Rainbow Girls try to brighten Spring Break sadness
Just as she does every Spring Break, Katie Rendon on Friday made funnel cakes in Nederland. But while the smell and taste were the same, her surroundings certainly were not.
The event, which ran from noon-5 p.m. Friday as it will again today, served to help the Port Neches Rainbow Girls replace funds lost from the canceled Nederland Heritage Festival. Since the 80s, it has been the non-profit’s largest annual fundraiser, bringing in an average of $5,000 each year.
“This is our first time to go mobile,” said the 35-year-old, who joined the organization at the age of 11.
The International Order of the Rainbow for Girls is a service organization aimed at building self-confidence, leadership skills and community service skills in young women between 11 and 20, according to its website.
“This money goes towards our travel expenses and allows us to give back to the community and donate to other charities,” Rendon said.
But that’s not the only purpose of the group, said former member Mariah Dennis. The 23-year-old and her sister, 20-year-old Mackenzie Dennis, were present Friday to support the organization from which they learned about much more than funnel cakes.
“What I got most out of it was the value of helping and putting other people first,” Mariah said. “I learned to lend a helping hand, find common ground and make the most out of everything I do.”
Her sister was in agreement.
“Our family was very involved,” said Mackenzie, who joined at the age of 7. “I made friends all over the state.

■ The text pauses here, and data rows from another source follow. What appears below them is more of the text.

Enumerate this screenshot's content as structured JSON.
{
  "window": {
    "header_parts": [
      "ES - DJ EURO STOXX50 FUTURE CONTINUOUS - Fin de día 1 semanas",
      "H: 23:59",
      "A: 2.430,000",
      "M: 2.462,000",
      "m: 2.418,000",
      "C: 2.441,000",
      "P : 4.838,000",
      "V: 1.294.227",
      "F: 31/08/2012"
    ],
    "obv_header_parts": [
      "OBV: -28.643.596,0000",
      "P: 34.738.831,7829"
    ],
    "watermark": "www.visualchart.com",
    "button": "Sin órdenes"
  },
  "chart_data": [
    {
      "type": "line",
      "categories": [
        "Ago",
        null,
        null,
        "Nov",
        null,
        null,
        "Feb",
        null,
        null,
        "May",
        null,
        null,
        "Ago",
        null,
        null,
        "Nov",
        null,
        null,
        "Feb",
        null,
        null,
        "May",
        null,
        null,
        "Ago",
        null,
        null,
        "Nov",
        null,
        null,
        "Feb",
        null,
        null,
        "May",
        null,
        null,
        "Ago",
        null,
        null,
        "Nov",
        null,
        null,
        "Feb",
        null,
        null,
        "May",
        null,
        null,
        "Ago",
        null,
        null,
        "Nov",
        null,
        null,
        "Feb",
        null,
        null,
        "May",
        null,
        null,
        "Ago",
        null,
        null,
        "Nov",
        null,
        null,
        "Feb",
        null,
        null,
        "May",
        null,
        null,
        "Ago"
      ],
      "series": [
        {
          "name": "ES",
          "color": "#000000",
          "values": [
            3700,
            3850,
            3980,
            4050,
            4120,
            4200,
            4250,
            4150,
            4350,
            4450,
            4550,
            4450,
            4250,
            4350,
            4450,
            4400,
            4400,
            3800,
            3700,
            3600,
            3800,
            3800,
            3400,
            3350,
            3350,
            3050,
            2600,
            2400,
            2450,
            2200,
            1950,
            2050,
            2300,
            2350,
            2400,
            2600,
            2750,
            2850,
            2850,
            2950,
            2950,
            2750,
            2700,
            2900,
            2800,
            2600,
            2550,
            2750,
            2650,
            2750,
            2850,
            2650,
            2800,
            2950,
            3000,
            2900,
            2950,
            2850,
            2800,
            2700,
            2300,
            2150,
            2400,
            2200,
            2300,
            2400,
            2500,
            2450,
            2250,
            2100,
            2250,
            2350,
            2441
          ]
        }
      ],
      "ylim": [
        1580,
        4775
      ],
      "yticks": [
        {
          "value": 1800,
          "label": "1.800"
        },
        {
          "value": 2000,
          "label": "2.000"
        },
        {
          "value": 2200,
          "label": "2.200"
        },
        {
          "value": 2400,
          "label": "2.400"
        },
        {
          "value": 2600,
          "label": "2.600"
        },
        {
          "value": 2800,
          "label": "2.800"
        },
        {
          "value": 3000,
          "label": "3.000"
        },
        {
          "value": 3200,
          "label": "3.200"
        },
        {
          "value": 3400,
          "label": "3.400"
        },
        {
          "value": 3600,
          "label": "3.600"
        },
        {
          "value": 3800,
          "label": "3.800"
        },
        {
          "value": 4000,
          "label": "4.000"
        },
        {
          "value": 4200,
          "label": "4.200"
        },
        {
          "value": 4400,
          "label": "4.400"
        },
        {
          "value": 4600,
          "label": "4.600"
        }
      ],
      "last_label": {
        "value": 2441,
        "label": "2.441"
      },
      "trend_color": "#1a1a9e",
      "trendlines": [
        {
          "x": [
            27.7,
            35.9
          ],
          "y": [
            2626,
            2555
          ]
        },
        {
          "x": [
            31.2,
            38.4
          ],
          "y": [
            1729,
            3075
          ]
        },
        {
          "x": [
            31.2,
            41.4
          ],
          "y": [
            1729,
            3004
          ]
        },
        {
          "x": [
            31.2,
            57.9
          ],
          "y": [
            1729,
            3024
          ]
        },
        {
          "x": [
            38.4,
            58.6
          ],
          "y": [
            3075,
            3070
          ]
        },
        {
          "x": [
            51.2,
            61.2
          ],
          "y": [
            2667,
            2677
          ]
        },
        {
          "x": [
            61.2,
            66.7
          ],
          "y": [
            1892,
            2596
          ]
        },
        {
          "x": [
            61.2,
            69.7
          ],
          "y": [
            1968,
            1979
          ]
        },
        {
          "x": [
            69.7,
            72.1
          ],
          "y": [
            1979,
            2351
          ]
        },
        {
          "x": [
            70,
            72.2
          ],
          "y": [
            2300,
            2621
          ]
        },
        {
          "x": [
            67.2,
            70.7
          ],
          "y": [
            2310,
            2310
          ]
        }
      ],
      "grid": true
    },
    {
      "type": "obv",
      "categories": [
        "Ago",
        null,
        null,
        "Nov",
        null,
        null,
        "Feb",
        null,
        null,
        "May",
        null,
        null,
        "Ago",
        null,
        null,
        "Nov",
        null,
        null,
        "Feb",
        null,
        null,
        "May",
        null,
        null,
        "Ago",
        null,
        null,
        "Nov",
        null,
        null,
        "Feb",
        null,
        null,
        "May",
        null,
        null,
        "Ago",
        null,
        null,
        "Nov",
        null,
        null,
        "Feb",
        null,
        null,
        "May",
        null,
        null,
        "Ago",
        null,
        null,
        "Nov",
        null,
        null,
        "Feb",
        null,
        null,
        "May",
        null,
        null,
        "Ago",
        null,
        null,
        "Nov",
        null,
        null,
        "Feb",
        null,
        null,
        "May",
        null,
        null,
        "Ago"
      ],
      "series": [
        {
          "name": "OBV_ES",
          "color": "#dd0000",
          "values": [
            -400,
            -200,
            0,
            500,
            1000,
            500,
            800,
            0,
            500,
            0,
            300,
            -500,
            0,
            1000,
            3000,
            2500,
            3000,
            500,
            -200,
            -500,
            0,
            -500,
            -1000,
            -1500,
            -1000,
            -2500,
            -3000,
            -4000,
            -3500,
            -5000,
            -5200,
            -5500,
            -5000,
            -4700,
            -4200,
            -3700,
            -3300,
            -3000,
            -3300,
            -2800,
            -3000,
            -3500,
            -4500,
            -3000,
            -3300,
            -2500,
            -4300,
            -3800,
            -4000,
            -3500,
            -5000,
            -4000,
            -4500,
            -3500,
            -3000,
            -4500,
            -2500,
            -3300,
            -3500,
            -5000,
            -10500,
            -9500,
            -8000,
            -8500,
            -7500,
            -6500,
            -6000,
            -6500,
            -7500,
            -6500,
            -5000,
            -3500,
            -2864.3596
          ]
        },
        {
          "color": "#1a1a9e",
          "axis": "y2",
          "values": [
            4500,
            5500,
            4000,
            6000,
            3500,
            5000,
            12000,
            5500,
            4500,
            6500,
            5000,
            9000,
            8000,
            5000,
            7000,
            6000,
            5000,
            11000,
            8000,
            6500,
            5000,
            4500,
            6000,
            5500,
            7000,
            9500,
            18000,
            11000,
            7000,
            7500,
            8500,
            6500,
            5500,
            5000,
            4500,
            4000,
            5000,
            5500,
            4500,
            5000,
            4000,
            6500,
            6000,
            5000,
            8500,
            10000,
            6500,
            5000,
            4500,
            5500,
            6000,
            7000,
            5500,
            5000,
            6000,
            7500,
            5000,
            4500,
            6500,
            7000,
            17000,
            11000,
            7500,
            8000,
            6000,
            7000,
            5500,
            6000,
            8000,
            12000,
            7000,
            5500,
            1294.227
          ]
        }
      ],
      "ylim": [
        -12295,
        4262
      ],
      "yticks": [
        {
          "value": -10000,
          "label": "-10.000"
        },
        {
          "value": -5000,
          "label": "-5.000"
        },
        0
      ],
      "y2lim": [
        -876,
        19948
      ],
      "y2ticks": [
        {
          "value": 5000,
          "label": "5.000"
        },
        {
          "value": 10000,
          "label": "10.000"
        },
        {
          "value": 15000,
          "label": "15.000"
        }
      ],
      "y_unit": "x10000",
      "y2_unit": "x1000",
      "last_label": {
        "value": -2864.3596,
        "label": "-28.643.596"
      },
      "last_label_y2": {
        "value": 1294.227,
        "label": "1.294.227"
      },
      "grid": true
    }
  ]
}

It helps build leadership and communication skills.”
Next to the Rainbow Girls was the Nederland Masonic Lodge, their parent organization. The lodge, too, was attempting to recover funds lost when the 2021 Nederland Heritage Festival was canceled due to coronavirus concerns.
“I’ve got to support these guys,” said Tracy Maddox, of Nederland, while he stood in line to order street tacos from a menu that also included brisket, links, boudin, pulled pork sandwiches, among other things.
But for Maddox, 37, the support went farther than food.
He joined the organization in 2013, not long before the death of his 2-year-old daughter.
“They stepped in and helped with the funeral, with funds, with everything,” he said.
Since, Maddox has served in every possible way – even by buying street tacos on a Friday afternoon after working nights for 14 conservative days.
And his oldest daughter, 14, plans soon to join the Rainbow Girls.